If Alice Laussade knows one thing to be true, it's that luncheons suck.
“Lunch is like my favorite thing besides breakfast, dinner and snacks,” she says. “But something happens to lunch when you add the letters E-O-N-S to the end of it. Like, ugh.”
We hear her. It's not that helping out a charity is inherently awful but, man, are the abundance of forks, tea cups and fancy dress annoying as all get out. Even worse, they're, like, not fun at all.
Laussade, on the other hand, is a bucket of fun. And when she started Meat Fight six years ago, she wondered if raising money for a good cause couldn't be fun, too.
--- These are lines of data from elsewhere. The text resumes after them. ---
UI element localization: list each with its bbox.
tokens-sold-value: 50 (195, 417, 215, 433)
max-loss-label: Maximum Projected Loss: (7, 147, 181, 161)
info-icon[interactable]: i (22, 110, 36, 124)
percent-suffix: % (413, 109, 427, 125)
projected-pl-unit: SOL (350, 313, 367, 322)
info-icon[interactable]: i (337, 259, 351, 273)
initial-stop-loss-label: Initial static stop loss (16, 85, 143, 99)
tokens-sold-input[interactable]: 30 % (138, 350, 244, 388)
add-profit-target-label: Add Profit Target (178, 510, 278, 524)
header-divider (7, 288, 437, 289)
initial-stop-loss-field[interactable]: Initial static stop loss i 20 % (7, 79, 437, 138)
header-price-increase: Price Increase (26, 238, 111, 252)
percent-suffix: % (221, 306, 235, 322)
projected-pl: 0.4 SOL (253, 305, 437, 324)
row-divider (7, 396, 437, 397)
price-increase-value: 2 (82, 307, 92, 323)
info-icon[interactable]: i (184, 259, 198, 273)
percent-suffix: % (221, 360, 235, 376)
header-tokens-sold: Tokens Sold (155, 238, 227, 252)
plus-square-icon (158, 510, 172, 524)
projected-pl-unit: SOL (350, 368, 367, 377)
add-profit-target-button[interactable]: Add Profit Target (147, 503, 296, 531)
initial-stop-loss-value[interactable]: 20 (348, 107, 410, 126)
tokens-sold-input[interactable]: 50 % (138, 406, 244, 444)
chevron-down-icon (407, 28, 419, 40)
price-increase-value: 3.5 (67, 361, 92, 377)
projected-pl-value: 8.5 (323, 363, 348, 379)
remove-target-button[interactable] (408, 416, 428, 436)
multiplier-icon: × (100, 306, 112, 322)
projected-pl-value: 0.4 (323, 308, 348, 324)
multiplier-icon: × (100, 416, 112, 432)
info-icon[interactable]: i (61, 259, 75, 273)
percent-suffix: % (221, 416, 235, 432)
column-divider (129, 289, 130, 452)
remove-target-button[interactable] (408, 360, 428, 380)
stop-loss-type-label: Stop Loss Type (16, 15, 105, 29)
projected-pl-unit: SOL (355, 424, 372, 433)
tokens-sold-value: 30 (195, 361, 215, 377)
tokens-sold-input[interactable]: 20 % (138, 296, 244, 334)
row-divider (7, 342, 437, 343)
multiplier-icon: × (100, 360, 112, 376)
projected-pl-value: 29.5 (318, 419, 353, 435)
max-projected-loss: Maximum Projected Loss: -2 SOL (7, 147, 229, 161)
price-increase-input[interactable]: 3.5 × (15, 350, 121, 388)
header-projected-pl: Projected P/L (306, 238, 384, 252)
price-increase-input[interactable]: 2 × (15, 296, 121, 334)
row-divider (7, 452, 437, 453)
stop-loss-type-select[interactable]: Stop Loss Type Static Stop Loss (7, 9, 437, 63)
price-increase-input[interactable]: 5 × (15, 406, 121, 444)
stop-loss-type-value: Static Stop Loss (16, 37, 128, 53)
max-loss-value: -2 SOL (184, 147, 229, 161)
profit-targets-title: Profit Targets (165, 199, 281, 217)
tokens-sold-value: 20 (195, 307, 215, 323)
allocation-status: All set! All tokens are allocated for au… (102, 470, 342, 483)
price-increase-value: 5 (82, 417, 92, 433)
It's something that's made these annual events of hers so successful from the jump. It's also why, with no advertising budget, tickets to the annual barbecue competition sell out in under an hour, why there's a waiting list of people willing to pay to volunteer at the event and why, just last year, Meat Fight raised more than $100,000 for the National MS Society.
It's all part of a concept Laussade calls “funlanthropy,” which was also the subject of a TED Talk she gave on the subject last month at Southern Methodist University. A video from the event was posted to YouTube over the weekend, and it's a pretty interesting watch.
In the talk, Laussade discusses the origins of Meat Fight, how she convinced Nick Offerman to judge the event a couple years back, and where Bacon Skee Ball comes from (among other topics), while managing to pepper in tons of the humor that helped her land a James Beard award for her writing contributions to the Dallas Observer a few years back.
She also puts on blast folks who post “Rock The Vote” jpegs on Facebook and then don't end up voting, boasting that Meat Fight aims to destroy apathy with meat.
And it's true: By making giving fun again, Laussade's managed to start one of the food world's most anticipated annual events from the ground up. To wit, tickets to this month's “Merry Meatmas”-themed sixth offering sold out in a matter of minutes, although donations to the MS Society can still be made here.
Even if you do find yourself on the outside looking in this year while your buddies are posting mouthwatering Instagrams with their sauce-covered phones, there's a bigger take away from the talk that we'd all do well to apply to our lives from here on out.
As Laussade puts it: “Whatever you guys are doing, whatever cause you support, whatever event you're running, please do it — and have fun while you're doing it. For the love of everything meaty.”